Stuff like Premier, Photoshop, Lightroom, CATIA, SolidWorks, Pro/E, AutoCAD, 3DSMax. Those all run on Windows and don't run on Linux anymore. All I could conceive of using and that actually runs on Linux are Maya, NX, and Bibble Pro.
The fact that Debian runs on so many architectures has in it's past been more of a weakness than a strength. They've dropped 32-bit SPARC support with 5.0 and 6.0 is going to drop Alpha and ARM. I would guess that PowerPC, MIPS, and PA-RISC probably won't be far behind. I wouldn't be terribly surprised if they dropped IA-64 support too.
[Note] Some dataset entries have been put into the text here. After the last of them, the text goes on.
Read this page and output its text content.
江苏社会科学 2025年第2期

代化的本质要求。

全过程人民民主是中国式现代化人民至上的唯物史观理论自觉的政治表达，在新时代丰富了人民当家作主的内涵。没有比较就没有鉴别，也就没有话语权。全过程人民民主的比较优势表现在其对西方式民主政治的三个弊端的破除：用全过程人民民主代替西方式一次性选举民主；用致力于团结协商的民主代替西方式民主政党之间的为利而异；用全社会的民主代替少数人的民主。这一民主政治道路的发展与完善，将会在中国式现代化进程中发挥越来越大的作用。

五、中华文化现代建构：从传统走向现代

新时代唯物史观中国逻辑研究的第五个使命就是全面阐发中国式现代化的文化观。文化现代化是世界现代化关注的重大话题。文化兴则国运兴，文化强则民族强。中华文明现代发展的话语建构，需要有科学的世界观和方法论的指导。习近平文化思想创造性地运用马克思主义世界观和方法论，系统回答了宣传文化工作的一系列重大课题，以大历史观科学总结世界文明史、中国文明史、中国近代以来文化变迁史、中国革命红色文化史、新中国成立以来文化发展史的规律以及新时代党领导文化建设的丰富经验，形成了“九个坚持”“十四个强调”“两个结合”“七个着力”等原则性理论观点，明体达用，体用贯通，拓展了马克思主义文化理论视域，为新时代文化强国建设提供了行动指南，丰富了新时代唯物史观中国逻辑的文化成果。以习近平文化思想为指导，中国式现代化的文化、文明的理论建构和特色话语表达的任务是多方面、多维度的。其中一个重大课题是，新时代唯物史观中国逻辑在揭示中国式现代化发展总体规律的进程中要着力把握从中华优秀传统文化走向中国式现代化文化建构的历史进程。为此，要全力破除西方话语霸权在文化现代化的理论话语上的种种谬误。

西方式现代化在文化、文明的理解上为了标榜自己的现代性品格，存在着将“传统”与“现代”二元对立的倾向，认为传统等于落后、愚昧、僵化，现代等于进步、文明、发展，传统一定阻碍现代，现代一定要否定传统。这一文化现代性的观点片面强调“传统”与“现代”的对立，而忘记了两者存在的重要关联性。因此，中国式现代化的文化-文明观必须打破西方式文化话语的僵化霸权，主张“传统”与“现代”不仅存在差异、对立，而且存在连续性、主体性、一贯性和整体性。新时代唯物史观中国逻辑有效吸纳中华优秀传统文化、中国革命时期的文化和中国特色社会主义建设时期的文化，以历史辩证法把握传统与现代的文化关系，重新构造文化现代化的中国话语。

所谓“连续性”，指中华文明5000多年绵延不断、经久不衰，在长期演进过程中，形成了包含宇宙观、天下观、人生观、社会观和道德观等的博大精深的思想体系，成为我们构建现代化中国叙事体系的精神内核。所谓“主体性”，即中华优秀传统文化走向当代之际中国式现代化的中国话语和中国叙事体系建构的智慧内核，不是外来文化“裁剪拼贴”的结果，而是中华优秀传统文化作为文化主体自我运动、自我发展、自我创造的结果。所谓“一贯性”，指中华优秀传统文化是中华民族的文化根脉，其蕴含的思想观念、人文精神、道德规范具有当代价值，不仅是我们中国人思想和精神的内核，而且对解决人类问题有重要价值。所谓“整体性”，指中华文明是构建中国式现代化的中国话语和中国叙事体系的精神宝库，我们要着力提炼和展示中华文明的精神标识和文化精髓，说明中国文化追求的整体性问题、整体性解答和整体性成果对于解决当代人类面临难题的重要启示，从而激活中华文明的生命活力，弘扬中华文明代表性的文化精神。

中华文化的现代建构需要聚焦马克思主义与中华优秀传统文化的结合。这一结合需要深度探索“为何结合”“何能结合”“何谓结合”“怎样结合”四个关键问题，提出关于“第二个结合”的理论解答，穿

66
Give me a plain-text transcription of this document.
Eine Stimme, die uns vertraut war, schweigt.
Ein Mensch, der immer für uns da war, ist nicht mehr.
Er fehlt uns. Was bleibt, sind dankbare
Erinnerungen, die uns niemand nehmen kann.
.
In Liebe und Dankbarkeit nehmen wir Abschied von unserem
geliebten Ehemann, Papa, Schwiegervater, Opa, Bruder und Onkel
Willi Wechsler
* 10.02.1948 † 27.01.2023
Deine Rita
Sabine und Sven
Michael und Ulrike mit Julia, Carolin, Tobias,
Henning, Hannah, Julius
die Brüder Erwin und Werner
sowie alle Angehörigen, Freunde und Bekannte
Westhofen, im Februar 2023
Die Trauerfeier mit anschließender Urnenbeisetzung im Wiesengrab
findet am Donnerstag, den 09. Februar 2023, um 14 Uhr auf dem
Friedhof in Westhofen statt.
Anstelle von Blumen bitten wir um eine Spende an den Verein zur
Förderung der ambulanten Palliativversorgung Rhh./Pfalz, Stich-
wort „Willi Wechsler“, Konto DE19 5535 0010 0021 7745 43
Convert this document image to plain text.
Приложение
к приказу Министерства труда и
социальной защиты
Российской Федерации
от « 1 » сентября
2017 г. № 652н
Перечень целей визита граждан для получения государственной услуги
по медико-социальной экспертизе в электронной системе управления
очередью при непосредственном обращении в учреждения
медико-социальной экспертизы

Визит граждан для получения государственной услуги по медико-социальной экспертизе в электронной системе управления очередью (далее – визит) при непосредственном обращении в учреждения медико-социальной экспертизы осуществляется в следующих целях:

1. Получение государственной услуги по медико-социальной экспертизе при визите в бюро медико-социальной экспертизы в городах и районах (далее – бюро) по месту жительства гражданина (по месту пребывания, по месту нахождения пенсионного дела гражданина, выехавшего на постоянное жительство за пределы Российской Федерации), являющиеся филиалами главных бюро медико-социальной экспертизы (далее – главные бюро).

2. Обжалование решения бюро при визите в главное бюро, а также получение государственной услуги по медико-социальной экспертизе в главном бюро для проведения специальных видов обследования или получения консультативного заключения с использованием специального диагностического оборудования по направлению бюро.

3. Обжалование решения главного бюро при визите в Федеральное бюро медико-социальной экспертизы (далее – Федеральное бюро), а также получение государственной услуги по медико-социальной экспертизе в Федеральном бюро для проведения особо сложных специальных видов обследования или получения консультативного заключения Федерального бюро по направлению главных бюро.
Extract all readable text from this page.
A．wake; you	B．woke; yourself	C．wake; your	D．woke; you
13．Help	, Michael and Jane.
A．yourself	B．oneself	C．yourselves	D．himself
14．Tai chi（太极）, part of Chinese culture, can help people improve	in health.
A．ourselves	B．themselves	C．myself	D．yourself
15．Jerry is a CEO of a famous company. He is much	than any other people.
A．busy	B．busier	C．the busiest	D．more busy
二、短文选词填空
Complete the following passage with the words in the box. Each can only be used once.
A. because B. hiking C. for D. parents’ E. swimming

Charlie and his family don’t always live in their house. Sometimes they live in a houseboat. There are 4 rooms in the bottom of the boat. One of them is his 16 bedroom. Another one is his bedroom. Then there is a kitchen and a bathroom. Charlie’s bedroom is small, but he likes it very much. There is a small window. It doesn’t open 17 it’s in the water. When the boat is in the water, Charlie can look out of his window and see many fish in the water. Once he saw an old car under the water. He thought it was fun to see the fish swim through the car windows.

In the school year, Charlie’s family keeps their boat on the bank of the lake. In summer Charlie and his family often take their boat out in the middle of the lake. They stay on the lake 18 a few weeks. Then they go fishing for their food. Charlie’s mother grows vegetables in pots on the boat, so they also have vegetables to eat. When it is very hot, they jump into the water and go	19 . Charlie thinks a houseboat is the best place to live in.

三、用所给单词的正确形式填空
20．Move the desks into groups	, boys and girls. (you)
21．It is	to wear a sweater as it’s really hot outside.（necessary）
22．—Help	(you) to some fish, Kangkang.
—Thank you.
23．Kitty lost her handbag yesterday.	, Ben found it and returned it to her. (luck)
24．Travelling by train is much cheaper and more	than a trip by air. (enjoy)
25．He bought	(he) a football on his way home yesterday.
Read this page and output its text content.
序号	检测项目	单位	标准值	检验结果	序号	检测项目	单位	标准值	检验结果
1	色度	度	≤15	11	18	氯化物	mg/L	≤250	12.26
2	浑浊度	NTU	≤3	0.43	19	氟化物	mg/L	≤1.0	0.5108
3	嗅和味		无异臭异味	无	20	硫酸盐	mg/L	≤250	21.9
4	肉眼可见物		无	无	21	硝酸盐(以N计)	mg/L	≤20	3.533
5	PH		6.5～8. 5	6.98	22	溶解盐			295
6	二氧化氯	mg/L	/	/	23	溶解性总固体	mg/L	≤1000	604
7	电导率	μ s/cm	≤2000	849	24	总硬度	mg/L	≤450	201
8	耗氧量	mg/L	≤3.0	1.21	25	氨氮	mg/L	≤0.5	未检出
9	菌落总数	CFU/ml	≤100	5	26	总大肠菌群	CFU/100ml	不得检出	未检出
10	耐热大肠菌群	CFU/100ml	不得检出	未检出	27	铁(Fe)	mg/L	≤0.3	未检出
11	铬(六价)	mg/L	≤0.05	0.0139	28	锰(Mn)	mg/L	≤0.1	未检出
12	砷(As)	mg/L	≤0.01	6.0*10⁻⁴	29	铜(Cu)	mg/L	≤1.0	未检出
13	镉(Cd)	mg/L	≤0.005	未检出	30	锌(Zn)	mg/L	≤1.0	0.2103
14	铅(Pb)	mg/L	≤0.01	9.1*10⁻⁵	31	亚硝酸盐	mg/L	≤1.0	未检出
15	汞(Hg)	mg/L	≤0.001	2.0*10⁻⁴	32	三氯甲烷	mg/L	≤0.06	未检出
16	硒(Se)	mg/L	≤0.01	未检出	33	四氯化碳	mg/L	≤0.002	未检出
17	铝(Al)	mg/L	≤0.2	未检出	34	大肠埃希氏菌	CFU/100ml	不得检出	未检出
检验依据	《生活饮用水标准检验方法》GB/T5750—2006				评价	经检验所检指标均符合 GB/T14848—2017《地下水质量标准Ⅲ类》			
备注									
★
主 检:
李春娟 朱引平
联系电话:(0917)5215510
32 bit sparc hardware hasn't been produced since 1995. Any chance of getting vista to run on 1995 hardware. The reason I ask is Debian 5.0 came out in 2009 and 4.0 was supported until this year. Alpha is dead too. Hp made sure of that. The programs you mention are very tightly integrated into windows api, why would you try to run them in something like wine under linux? For those apps stick with windows. However it doesn't mean linux is "a crap desktop OS" or "It's a crap workstation OS". That's just not accurate. For those of us that don't need to run specialized apps like you mention, Linux is a great alternative. But I love windows, I've made a career out of supporting their "fine OS". Thats why I run linux on everything I own. My cost is about 20 cents for a cd to burn it on.
Specialized apps? Those are the things people buy computers to run. Why would someone pay $10k for a workstation if they can't run most of the engineering or video applications that are industry standards?
Linux is not a good desktop or workstation operating system. It's strength is the embedded market and servers. x86 and x86-64 killed the RISC workstation market, that caused most of the big engineering software vendors to stop making Unix versions (and consequently Linux versions) of their software.